Getting started with nanochat

The most fun you can have is to train your own GPT-2 and talk to it. The entire pipeline—tokenizer, pretraining, SFT, and serving—is orchestrated by a single script, so you can go from zero to a chatty model in a few hours.

Reproduce and talk to GPT-2

Clone the repo from GitHub, then run the speedrun script on an 8×H100 GPU node. At ~$24/hour, pretraining takes ~3 hours (~$75 total). Boot up a node from your favorite provider (e.g., Lambda, RunPod, Vast.ai) and run:

bash runs/speedrun.sh

Run this in a screen session—it takes ~3 hours. Once done, activate your venv and serve the chat UI:

source .venv/bin/activate
python -m scripts.chat_web

Visit the URL shown (e.g., http://YOUR_IP:8000/).

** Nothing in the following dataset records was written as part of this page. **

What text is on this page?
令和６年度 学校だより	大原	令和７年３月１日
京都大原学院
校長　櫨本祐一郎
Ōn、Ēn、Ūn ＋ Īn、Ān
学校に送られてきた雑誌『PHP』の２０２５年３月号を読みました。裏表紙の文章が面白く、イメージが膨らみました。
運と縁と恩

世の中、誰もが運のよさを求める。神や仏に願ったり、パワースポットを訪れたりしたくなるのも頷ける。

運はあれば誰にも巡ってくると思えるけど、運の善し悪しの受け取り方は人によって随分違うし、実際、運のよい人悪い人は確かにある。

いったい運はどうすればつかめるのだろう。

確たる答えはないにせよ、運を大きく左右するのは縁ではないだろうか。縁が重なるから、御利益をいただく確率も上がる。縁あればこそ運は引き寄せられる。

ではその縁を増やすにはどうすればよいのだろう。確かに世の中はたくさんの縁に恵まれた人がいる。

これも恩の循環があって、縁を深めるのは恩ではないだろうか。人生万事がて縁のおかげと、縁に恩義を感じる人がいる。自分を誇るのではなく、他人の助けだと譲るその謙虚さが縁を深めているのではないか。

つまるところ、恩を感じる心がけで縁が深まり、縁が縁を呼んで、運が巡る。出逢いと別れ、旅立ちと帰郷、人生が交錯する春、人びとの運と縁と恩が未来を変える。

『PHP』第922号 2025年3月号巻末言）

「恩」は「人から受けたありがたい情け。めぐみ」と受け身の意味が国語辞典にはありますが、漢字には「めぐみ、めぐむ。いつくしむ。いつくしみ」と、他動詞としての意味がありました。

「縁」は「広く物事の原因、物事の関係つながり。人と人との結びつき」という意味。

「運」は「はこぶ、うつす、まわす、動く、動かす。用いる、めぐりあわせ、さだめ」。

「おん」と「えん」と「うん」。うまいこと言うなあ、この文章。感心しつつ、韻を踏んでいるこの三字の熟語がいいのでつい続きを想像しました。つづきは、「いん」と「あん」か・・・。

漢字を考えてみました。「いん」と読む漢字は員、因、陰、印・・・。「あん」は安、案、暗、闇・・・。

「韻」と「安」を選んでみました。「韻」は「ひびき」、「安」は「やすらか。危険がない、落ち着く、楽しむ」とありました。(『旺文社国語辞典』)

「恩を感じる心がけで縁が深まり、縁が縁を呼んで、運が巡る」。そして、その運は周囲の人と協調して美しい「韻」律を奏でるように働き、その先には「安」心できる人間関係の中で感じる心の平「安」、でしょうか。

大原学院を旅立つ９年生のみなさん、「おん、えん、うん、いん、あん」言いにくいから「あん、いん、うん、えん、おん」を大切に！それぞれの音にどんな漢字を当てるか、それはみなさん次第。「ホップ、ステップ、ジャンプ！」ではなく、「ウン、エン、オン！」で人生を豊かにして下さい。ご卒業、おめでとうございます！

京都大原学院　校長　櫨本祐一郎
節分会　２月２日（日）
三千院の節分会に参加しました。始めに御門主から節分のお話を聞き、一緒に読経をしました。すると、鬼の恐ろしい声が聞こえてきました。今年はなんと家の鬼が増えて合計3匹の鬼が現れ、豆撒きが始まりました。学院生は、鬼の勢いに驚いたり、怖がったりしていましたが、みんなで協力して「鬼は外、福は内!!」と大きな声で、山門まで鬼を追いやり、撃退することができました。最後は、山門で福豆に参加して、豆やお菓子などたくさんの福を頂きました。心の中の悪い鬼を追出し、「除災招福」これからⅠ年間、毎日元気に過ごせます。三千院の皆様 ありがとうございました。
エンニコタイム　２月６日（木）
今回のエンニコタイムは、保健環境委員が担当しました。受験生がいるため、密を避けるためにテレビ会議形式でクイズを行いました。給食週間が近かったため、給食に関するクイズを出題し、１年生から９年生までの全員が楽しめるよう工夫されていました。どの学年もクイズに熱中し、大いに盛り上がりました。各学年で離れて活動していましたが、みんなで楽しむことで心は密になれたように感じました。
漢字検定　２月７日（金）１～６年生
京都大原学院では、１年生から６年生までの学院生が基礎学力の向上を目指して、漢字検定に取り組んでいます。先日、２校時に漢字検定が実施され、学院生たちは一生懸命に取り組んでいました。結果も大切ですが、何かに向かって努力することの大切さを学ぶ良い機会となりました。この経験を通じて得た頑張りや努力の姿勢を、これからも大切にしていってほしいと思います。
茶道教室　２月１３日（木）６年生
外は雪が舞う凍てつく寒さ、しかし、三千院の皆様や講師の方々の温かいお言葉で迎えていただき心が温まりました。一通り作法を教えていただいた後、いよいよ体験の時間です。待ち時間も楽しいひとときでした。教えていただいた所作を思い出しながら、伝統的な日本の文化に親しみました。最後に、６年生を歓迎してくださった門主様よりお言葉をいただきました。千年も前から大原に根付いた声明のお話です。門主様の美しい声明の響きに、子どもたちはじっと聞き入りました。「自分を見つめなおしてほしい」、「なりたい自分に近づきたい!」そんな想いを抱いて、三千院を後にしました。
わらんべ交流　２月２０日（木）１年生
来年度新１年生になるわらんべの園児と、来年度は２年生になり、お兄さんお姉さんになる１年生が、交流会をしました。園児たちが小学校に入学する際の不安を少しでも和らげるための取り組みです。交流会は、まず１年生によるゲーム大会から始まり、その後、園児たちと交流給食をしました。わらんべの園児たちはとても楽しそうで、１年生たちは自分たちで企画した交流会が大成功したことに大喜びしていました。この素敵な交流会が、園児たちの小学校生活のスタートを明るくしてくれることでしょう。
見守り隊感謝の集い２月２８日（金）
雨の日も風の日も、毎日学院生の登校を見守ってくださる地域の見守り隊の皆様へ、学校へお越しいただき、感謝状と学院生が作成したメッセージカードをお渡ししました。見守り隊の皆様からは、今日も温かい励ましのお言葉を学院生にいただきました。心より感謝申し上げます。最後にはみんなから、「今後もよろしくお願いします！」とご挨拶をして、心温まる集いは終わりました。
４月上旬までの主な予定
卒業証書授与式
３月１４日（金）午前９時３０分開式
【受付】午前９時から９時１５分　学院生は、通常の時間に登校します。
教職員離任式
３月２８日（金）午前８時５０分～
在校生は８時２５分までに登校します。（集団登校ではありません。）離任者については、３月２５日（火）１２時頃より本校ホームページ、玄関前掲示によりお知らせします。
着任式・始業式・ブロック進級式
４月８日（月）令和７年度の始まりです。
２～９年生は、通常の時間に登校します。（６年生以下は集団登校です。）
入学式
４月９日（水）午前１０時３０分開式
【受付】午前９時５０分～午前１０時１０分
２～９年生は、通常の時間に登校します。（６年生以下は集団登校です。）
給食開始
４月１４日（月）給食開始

Talk to your LLM—stories, poems, Q&A, or ask why the sky is blue!

Requirements

Installation

git clone https://github.com/karpathy/nanochat
cd nanochat
uv sync

For detailed setup, see installation.

Hardware notes

What happens next

After training completes, the script saves checkpoints and prepares the chat model. You run python -m scripts.chat_web to serve the web UI. From there you can iterate: customize with synthetic data (see guides), add new abilities, or push the research frontier with scaling experiments.